Da Redação
Uma conciliação inédita entre dois tribunais pôs fim a um conflito de terras que se arrastava há 16 anos em Brasilândia de Minas, garantindo posse definitiva para mais de uma centena de famílias que viviam sob ameaça de despejo. O acordo, homologado na semana passada pelo Tribunal Regional Federal da 6ª Região (TRF6) em parceria com o Tribunal de Justiça de Minas Gerais (TJMG), marca a primeira vez na história que dois tribunais atuam conjuntamente para resolver um problema fundiário.
A Companhia de Desenvolvimento dos Vales do São Francisco e do Parnaíba (Codevasf) transferiu a propriedade da área para o Instituto Nacional de Colonização e Reforma Agrária (Incra), que implantará um projeto de reassentamento. “O momento é histórico e é a concretização de um sonho dessas famílias”, declarou José Rotondano, conselheiro do Conselho Nacional de Justiça (CNJ) e presidente da Comissão Nacional de Soluções Fundiárias.

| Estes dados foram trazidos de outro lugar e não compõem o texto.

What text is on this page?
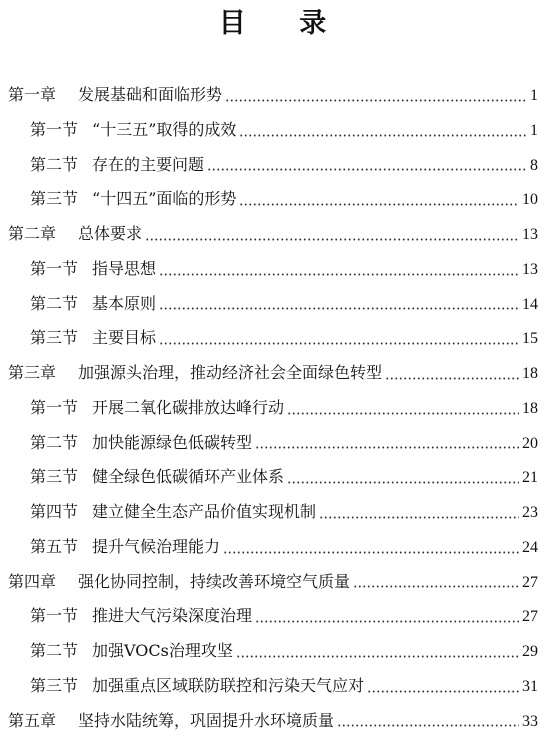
目 录
第一章 发展基础和面临形势	1
第一节 “十三五”取得的成效	1
第二节 存在的主要问题	8
第三节 “十四五”面临的形势	10
第二章 总体要求	13
第一节 指导思想	13
第二节 基本原则	14
第三节 主要目标	15
第三章 加强源头治理，推动经济社会全面绿色转型	18
第一节 开展二氧化碳排放达峰行动	18
第二节 加快能源绿色低碳转型	20
第三节 健全绿色低碳循环产业体系	21
第四节 建立健全生态产品价值实现机制	23
第五节 提升气候治理能力	24
第四章 强化协同控制，持续改善环境空气质量	27
第一节 推进大气污染深度治理	27
第二节 加强VOCs治理攻坚	29
第三节 加强重点区域联防联控和污染天气应对	31
第五章 坚持水陆统筹，巩固提升水环境质量	33
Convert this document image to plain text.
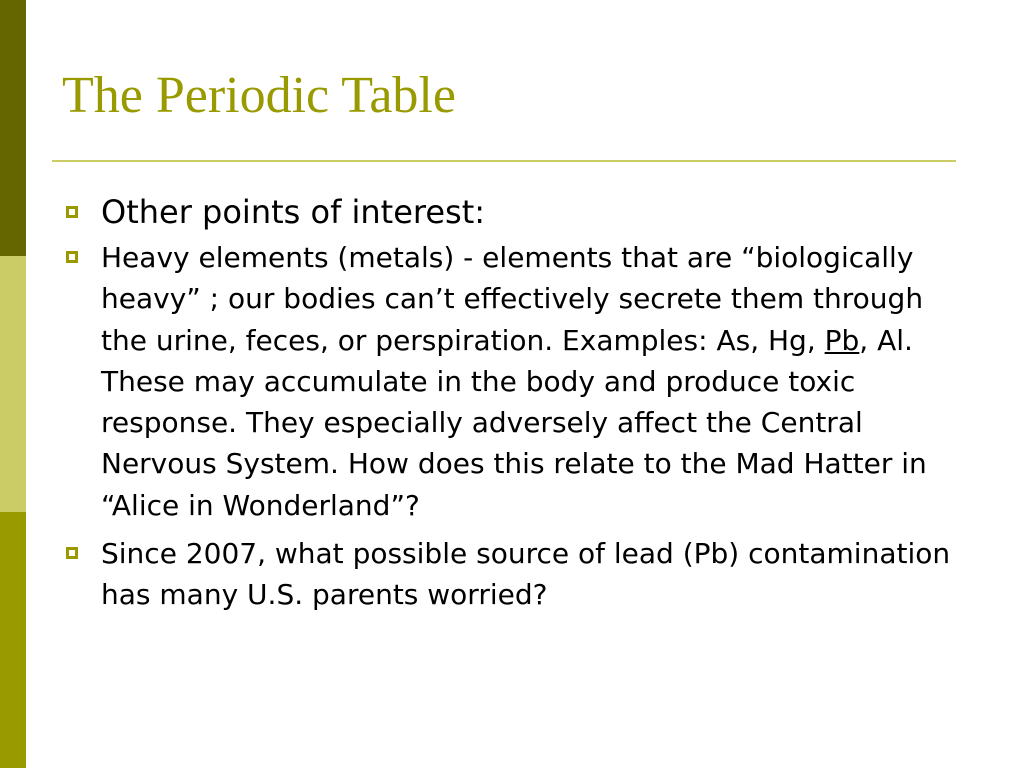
The Periodic Table
Other points of interest:
Heavy elements (metals) - elements that are “biologically heavy” ; our bodies can’t effectively secrete them through the urine, feces, or perspiration. Examples: As, Hg, Pb, Al. These may accumulate in the body and produce toxic response. They especially adversely affect the Central Nervous System. How does this relate to the Mad Hatter in “Alice in Wonderland”?
Since 2007, what possible source of lead (Pb) contamination has many U.S. parents worried?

Segundo ele, o processo durava mais de 16 anos e foi resolvido em uma audiência simples, mas de grande significado.
Cooperação entre tribunais garante solução eficaz
O presidente do TRF6, desembargador federal Vallisney Oliveira, destacou que a estrutura com diversas instituições envolvidas permitiu resolver em um ano o que estava em tramitação desde 2016. “É com a estrutura de diversas pessoas envolvidas, como TJMG, Incra, Codevasf, os posseiros e nós, por meio da Comissão de Conflitos Fundiários, que conseguimos fazer uma audiência homologatória de conciliação”, explicou. Já o desembargador federal Prado de Vasconcelos, presidente da Comissão Regional de Soluções Fundiárias do TRF6, enfatizou o caráter pioneiro da cooperação: “Não existe o jurisdicionado federal, não existe o jurisdicionado estadual, existe o jurisdicionado mineiro”.
O juiz federal Mario de Paula Franco Junior, responsável pela condução do processo, descreveu o desafio: “Era uma ação possessória que envolve um conflito fundiário coletivo de grande repercussão aqui no Noroeste de Minas”. A solução prática garante que as famílias, antes sob risco de reintegração de posse, agora tenham certeza de que poderão exercer suas atividades nas terras.
“Agora podemos trabalhar com tranquilidade”
Para as famílias beneficiadas, o acordo representa uma mudança radical de vida. Amarozan Gonçalves dos Reis, representante da Associação Osvaldo Vieira, chamou o dia de “momento histórico”, explicando que os trabalhadores da região tiram sustento da terra produzindo leite, mandioca e rapadura comercializados na feira da cidade.
Antônio Adilson Rocha Silva, que trabalha na terra há nove anos com a família, celebrou a conquista: “Podemos criar um porquinho, umas galinhas, uma vaca de leite, criar um cavalo, um alimento, tirar o sustento da família. Agora foi normalizado e pode trabalhar com mais tranquilidade, graças a Deus”.
Dona Maria, presidente do Sindicato dos Trabalhadores Rurais de Brasilândia, que acompanha a luta desde 1997 e já ajudou a criar cinco assentamentos no município, não conteve a emoção: “O dia de hoje, pra mim, vai ficar na história”. Ela destacou a importância de ter documentação formal: “Você ter um documento na mão, você fazer um financiamento, até pra requerer um benefício do INSS… Agora, nós estamos tranquilos, nós vamos dormir tranquilo se Deus quiser”.
Modelo para o país
O desembargador Leopoldo Mameluque, coordenador da Comissão de Solução de Conflitos Fundiários do TJMG, ressaltou que é “a primeira vez que um acordo é homologado através de dois tribunais, resolvendo um problema que se arrasta há mais de dez anos”. Ele enfatizou que não se tratava de invasão, mas de “ocupação para moradia, foi solucionado da melhor forma possível”.
O acordo em Brasilândia de Minas estabelece um modelo para resolução de conflitos fundiários no país, demonstrando que a cooperação interinstitucional e o diálogo podem oferecer soluções definitivas e dignas para questões que tradicionalmente se arrastam por décadas no Judiciário.